The Liberals argued that many votes for the People's ticket were illegal, having been cast by alien nationals. With a sizable portion of the Mormon population having immigrated from England, including some of its leaders (Atkin among them), this allegation might disqualify many voters and also render candidates ineligible to serve. Most claimed to be naturalized as Americans, but often had their papers issued by the county probate courts, whose jurisdiction to confer citizenship was further called into question.

For its part, the People's Party faction alleged that many voters were ineligible due to not meeting the requirement of being taxpayers and resident in Utah for six months. This particularly singled out the relatively transient mining settlements in Tooele County, largely non-Mormon districts that overwhelmingly provided the base of Liberal support. It was claimed that up to 80% of their votes should be disqualified. In response, the Liberals wished to assert that many miners were in fact residents, while the failure to enroll them as taxpayers was due to the negligence of territorial officials. They also questioned the treatment of women voters under the circumstances. The territorial legislature had granted women the right to vote in 1870, but they were not required to be on the tax lists, and most women voters were Mormon, in contrast to the predominantly male mining communities.

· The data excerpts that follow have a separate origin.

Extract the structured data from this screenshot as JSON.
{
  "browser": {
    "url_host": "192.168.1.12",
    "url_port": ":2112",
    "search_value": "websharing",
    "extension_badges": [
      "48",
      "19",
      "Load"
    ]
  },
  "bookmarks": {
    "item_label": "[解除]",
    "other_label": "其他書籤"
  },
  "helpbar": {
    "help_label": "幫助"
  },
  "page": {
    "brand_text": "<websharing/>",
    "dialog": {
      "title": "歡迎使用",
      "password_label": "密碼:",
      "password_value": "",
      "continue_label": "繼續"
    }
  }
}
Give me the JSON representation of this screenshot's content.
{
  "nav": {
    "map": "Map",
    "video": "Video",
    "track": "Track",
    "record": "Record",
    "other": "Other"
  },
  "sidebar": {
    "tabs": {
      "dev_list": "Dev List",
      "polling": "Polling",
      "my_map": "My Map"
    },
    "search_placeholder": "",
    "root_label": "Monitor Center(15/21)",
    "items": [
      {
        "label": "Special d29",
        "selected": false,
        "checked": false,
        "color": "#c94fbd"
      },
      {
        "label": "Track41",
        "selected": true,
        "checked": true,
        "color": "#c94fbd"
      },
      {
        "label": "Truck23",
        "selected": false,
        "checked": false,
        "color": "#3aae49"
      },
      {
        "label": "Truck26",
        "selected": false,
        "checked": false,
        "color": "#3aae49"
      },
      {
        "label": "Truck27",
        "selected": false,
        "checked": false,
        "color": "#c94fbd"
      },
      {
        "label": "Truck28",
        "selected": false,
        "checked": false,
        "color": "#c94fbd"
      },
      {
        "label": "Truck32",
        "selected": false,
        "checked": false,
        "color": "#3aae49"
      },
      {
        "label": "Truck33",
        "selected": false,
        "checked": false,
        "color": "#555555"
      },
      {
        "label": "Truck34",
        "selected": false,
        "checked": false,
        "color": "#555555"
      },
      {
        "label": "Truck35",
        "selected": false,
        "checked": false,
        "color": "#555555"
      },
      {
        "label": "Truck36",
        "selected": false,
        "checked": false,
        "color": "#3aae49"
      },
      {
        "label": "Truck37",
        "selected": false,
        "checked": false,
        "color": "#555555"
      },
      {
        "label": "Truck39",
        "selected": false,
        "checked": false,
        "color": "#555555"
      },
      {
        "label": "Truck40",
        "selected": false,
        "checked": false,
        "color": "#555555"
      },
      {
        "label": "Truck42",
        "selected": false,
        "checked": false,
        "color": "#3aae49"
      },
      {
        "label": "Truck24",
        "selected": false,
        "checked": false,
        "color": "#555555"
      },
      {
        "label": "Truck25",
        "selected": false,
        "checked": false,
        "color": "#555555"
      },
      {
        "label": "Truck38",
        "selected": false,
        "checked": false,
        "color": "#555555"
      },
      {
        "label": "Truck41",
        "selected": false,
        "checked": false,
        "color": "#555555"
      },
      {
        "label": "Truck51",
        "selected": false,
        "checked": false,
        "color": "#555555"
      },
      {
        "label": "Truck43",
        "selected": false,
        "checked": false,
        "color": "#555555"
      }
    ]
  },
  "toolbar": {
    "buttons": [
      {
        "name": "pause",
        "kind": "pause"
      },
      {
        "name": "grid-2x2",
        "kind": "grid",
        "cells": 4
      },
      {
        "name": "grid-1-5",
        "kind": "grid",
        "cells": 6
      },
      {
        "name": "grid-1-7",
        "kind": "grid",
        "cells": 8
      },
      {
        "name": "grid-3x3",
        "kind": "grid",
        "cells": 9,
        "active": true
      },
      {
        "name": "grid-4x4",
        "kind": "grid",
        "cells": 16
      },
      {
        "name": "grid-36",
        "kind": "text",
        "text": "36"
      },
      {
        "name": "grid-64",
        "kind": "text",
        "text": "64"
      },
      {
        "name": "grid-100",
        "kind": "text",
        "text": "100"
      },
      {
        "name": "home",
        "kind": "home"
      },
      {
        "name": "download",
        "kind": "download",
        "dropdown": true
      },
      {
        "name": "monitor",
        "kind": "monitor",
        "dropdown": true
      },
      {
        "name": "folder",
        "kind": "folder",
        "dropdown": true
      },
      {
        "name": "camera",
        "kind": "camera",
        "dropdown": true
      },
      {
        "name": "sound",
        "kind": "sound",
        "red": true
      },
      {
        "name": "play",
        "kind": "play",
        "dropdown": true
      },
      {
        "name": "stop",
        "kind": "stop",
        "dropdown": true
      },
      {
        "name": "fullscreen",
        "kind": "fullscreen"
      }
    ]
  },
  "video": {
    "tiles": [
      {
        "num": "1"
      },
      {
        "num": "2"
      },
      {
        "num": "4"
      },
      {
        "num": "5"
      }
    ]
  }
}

The federal appointees in the territory, Governor George L. Woods and Chief Justice James B. McKean of the Supreme Court, sided with the Liberals, so Foote was issued the certificate of election and presented himself at the opening of the legislative session. But the House of Representatives, claiming the power to ascertain the qualifications of its own members, opted to consider Atkin's suit to contest the result, and referred the matter to its Committee on Elections. After conducting an investigation, the committee in its report rejected a significant number of ballots for each side that were deemed illegal, but considerably more for Foote, with the result that the election was awarded to Atkin.